VEGAN CREAM OF MUSHROOM SOUP
This divine vegan mushroom cream embraces you with warmth and delight. It's a super simple eight-ingredient recipe, and you can make it gluten-free and oil-free.
- 1 Pack (9oz/250g) Brown Button Mushrooms (Portobellini), (Sliced)
- 2 Packs (18oz/500g) White Button Mushrooms (Sliced)
- 2 Tbsp Soy Sauce (or Tamari if gluten-free)
- 2 Large Portobello Mushrooms (Sliced)
- 1 14oz (400ml) Can Coconut Milk
- 1 tsp Dried Oregano
- 1 tsp Crushed Garlic
- 1 Onion (Chopped)
- 1 tsp Dried Basil
- 1 Tbsp Olive Oil
- Black Pepper
- Sea Salt
- Add the olive oil to a pot with the onion and garlic, dried oregano and basil and sauté briefly.
- Then add the sliced mushrooms and the soy sauce, and cover the pot.

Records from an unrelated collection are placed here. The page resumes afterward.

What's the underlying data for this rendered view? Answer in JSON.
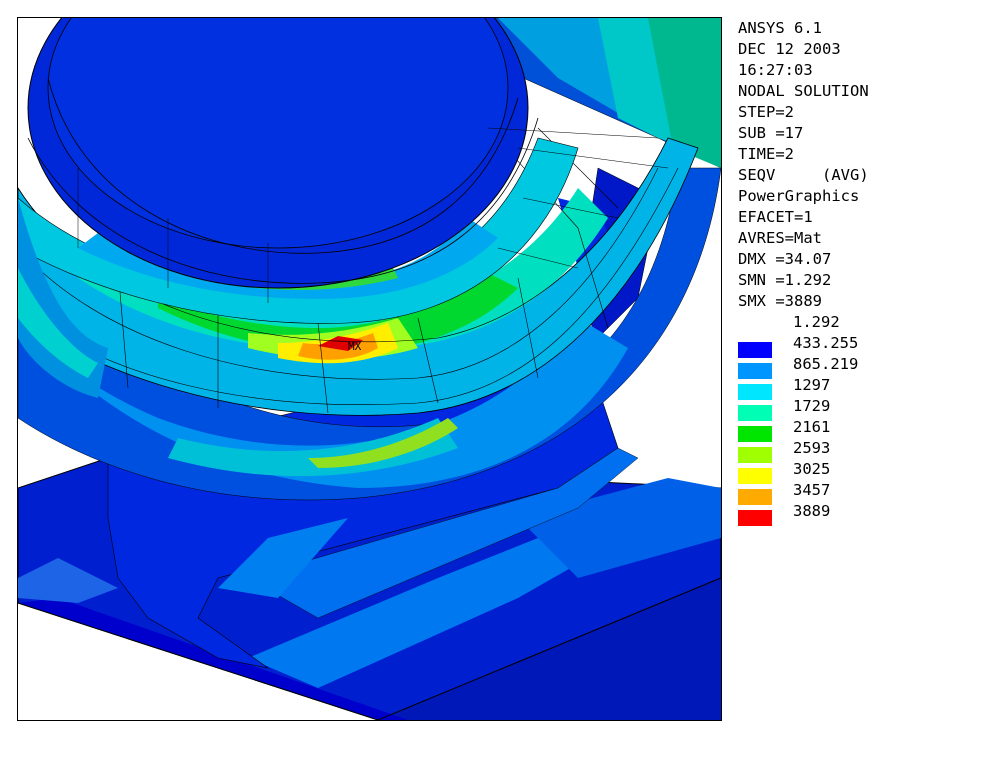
{
  "viewport": {
    "max_marker_label": "MX"
  },
  "info": {
    "lines": [
      "ANSYS 6.1",
      "DEC 12 2003",
      "16:27:03",
      "NODAL SOLUTION",
      "STEP=2",
      "SUB =17",
      "TIME=2",
      "SEQV     (AVG)",
      "PowerGraphics",
      "EFACET=1",
      "AVRES=Mat",
      "DMX =34.07",
      "SMN =1.292",
      "SMX =3889"
    ]
  },
  "legend": {
    "min_label": "1.292",
    "bands": [
      {
        "label": "433.255",
        "color": "#0000ff"
      },
      {
        "label": "865.219",
        "color": "#0096ff"
      },
      {
        "label": "1297",
        "color": "#00e6ff"
      },
      {
        "label": "1729",
        "color": "#00ffb4"
      },
      {
        "label": "2161",
        "color": "#00e600"
      },
      {
        "label": "2593",
        "color": "#a0ff00"
      },
      {
        "label": "3025",
        "color": "#ffff00"
      },
      {
        "label": "3457",
        "color": "#ffaa00"
      },
      {
        "label": "3889",
        "color": "#ff0000"
      }
    ]
  }
}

Cook on medium high, covered, for around 10 minutes.
- This will allow the mushrooms to release their water.
- After 10 minutes, remove the lid, and cook for a further 10 minutes uncovered to allow some of the water to cook off.
- Then add the coconut milk and cook for a final 10 minutes, stirring occasionally, allowing the flavors to blend properly.
- Add sea salt and black pepper to taste.
- Garnish with fresh herbs and serve. Enjoy your soup!